R - Si l'on n'en a pas parlé dans une réunion d'orientation comme celle-là, c'est que la réponse est non. On en parle. Beaucoup de mes collègues qui sont autour de cette table parlent de ces sujets en permanence. On a parlé avec 24 autres collègues ministres des Affaires étrangères, à Luxembourg, de la question de la levée de l'embargo, de la mise en ¿uvre des décisions unanimes des chefs d'Etat et de gouvernement les 16 et 17 décembre sur cet embargo. On en parlé très clairement, très librement. Quand le président Bush est venu, Mme Rice, on en parlé avec les Américains ; donc, on en parle. Il ne s'agit pas de ne pas parler des sujets. Mais on en parle là il faut en parler, en respectant les vocations, les objectifs, les lieux et les cadres où on en parle. Si on parle de tout, partout et n'importe comment, vous-mêmes, vous aurez du mal à vous y retrouver. Gardons, je l'ai dit hier soir, en ne pensant pas à ces sujets mais peut-être à d'autres, gardons la crédibilité de la logique, de la cohérence dans les cadres où nous sommes et dans les discussions que nous engageons.

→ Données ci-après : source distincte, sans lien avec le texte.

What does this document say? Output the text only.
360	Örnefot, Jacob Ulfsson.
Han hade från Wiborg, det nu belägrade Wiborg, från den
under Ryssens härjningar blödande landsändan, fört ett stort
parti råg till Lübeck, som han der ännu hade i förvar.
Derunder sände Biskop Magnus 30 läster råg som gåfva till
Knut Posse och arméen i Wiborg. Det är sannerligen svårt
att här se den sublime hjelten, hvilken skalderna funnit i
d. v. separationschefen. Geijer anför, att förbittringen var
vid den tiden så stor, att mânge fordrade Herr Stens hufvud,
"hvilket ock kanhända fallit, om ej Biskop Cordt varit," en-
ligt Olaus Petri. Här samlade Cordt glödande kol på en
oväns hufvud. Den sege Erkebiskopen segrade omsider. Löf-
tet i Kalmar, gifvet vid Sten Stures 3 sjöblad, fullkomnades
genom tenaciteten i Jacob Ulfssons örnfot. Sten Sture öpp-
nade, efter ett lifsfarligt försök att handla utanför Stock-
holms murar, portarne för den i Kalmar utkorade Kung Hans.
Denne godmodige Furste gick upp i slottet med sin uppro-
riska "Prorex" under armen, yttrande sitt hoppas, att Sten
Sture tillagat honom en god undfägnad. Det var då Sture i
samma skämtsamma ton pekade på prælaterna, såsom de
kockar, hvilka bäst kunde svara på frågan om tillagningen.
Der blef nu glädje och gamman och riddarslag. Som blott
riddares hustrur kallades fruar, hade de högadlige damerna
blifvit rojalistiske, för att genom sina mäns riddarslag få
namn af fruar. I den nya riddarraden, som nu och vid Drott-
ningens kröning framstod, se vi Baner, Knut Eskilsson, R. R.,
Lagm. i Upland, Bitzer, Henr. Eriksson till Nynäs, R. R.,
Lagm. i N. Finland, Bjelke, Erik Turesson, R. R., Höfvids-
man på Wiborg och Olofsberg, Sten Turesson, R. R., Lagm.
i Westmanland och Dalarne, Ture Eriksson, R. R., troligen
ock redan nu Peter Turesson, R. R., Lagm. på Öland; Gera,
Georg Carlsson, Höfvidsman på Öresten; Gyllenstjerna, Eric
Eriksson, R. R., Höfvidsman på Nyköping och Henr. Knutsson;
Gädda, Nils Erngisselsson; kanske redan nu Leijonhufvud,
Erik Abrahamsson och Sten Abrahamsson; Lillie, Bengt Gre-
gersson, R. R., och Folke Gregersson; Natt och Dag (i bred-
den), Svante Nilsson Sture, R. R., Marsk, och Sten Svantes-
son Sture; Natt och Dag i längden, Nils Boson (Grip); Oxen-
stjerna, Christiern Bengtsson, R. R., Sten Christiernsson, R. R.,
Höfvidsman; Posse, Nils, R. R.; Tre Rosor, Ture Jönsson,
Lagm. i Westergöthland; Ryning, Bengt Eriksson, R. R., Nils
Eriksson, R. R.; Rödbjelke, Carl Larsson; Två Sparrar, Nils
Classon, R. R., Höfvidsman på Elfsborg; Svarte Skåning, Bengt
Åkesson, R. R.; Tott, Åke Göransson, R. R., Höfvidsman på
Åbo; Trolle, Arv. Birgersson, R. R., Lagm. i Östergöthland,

L'OTAN a une vocation, c'est une alliance militaire, c'est un outil militaire. Nous avons des crises à gérer. Il faut faire les choses de manière cohérente ; et par ailleurs, traiter les sujets que vous évoquez. La levée de l'embargo concerne les Européens. Nous parlons entre nous, Européens, de la question de la non-prolifération, qui d'ailleurs ne concerne pas seulement l'Iran. Est-ce qu'on va parler dans l'OTAN de la Corée du Nord ? Parlons-en dans le cadre des Nations unies. Nous avons des groupes de pays qui sont en avant-garde, comme c'est le cas de la France, de l'Allemagne et du Royaume-Uni, au nom de la communauté internationale et en avant-garde de la diplomatie européenne ; à chaque sujet doit correspondre le cadre le plus efficace.

Q - Comment expliquez-vous que la Roumanie se tourne davantage vers les Etats-Unis et le Royaume-Uni pour les questions de sécurité en mer Noire ?

R - La Bulgarie et la Roumanie étaient représentées ce matin et sont autour de la table, comme les autres pays. Il y a la présence de ces pays dans l'OTAN et puis il y a une volonté de ces pays que nous accompagnons d'entrer dans l'Union, qui est d'une nature différente de l'OTAN. J'ai eu d'ailleurs l'occasion de dire à Bucarest et je le répète, que l'Union, ce n'est pas seulement un endroit où l'on fait du commerce, c'est l'endroit aussi où l'on fait de la politique, entre nous et avec une vocation politique qui va s'affirmer notamment grâce à cette nouvelle Constitution et cette capacité que nous nous donnons d'avoir une politique européenne de défense et une défense européenne, à laquelle la Roumanie et la Bulgarie pourront, si elles le veulent, participer. Je ne vois pas de problème de cette nature, même si j'ai quelquefois du mal à comprendre des propos que je trouve un peu agressifs à l'égard de la France. Je pense que la Roumanie, puisque vous parlez d'elle, doit consacrer toute son énergie à réussir, avec notre appui - nous sommes sincères dans cet appui depuis très longtemps, je souhaite que l'on ne l'oublie pas - les prochaines étapes vers son adhésion.